Shares of Cisco Systems Inc. traded higher in extended trading today thanks to better-than-expected earnings and revenue during the company’s fiscal first quarter as well as full-year guidance.
Cisco reported quarterly earnings before certain costs such as stock compensation of 86 cents per share on revenue of $13.63 billion, up 6% from a year earlier. The results were good, surpassing analysts’ expectations of an 82 cents per share profit on sales of $13.31 billion. All in all, Cisco posted a net profit of $2.67 billion, down from $2.98 billion one year earlier and below the $2.84 billion forecast.
Cisco’s stock gained almost 4% in after-hours trading on the back of the report, erasing a 1% drop earlier in the day.
Cisco Chairman and Chief Executive Chuck Robbins (pictured) insisted that Cisco’s fiscal 2023 was off to a good start, with the company delivering the largest quarterly revenue and second-highest quarterly adjusted earnings per share in its history. “These results demonstrate the relevance of our strategy, our differentiated innovation and our unique position to help our customers become more resilient,” he added.
In a conference call with analysts, Robbins revealed that the company is “right-sizing certain businesses,” which means reducing its headcount in some areas. He explained that the company will provide more details on the cutbacks to employees on Thursday.
In addition, Cisco is also planning to close some unused or underutilized office facilities, he said. By the end of the current year, Robbins said the company’s headcount will stay about flat from the start of the year. Robbins didn’t specify how many employees might lose their jobs from this restructuring. But he said the charges related to it would be booked over the next few quarters, including some costs of downsizing its office space as more of its staff adopts a hybrid model, working at home some of the time.
The CEO added that Cisco has managed to ease many of the supply chain constraints it has faced in recent quarters. Moreover, he said, its investments in cloud and targeted price hikes have helped improve its business overall, attracting new customers even amid a slowing economy.
Indeed, Cisco did grow its revenue overall and that was reflected in its top business segment — Secure, Agile Networks — which includes data center networking switches. It delivered revenue of $6.68 billion, up 12% from a year earlier.
However, the company’s other business units struggled. Internet for the Future, which encompasses sales of routed optical networking hardware, saw revenue fall by 5% to $1.3 billion. The Collaboration business, which includes Webex, added $1.1 billion in revenue, down 2% from a year ago.
Cisco announced a fair number of improvements to Webex during the quarter just gone, enhancing the service with new capabilities to enable hybrid work.
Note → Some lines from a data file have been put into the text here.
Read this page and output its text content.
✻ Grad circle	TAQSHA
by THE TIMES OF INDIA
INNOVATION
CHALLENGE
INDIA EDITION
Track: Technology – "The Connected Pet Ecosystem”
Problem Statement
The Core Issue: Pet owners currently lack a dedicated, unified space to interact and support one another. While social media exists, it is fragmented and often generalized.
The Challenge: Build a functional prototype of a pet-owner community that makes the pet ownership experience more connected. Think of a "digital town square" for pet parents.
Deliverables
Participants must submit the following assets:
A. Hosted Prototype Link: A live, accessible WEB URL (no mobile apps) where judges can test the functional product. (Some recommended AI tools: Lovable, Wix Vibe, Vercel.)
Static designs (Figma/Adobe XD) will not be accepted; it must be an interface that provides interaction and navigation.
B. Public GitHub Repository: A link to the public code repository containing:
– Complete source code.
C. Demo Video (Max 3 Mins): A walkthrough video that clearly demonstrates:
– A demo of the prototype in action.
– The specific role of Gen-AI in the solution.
It also integrated its collaboration, cloud contact center and cloud communications offerings under a single banner to aid customer experience teams.
The company also introduced a powerful new processor, the SiliconOne G100, which sites at the heart of its recently launched 8111-32EH router and Nexus 9000 and 8000 network switches.
Looking to the second quarter, Cisco said it’s forecasting revenue growth of between 4.5% and 6.5%, with earnings of between 84 and 86 cents per share. That’s more or less in line with Wall Street’s targets, which call for revenue growth of just over 5% and earnings of 85 cents per share. Cisco said it’s also guiding for revenue growth of 4.5% to 6.5% for the full year, with expected earnings of between $3.51 and $3.58.
Cisco Chief Financial Officer Scott Herren said the company’s annualized recurring revenue increased to more than $23 billion, with product ARR rising 12%. “This, together with our significant backlog, strong RPO and easing supply situation provides us with great visibility and predictability and supports our increased full year guidance,” he said.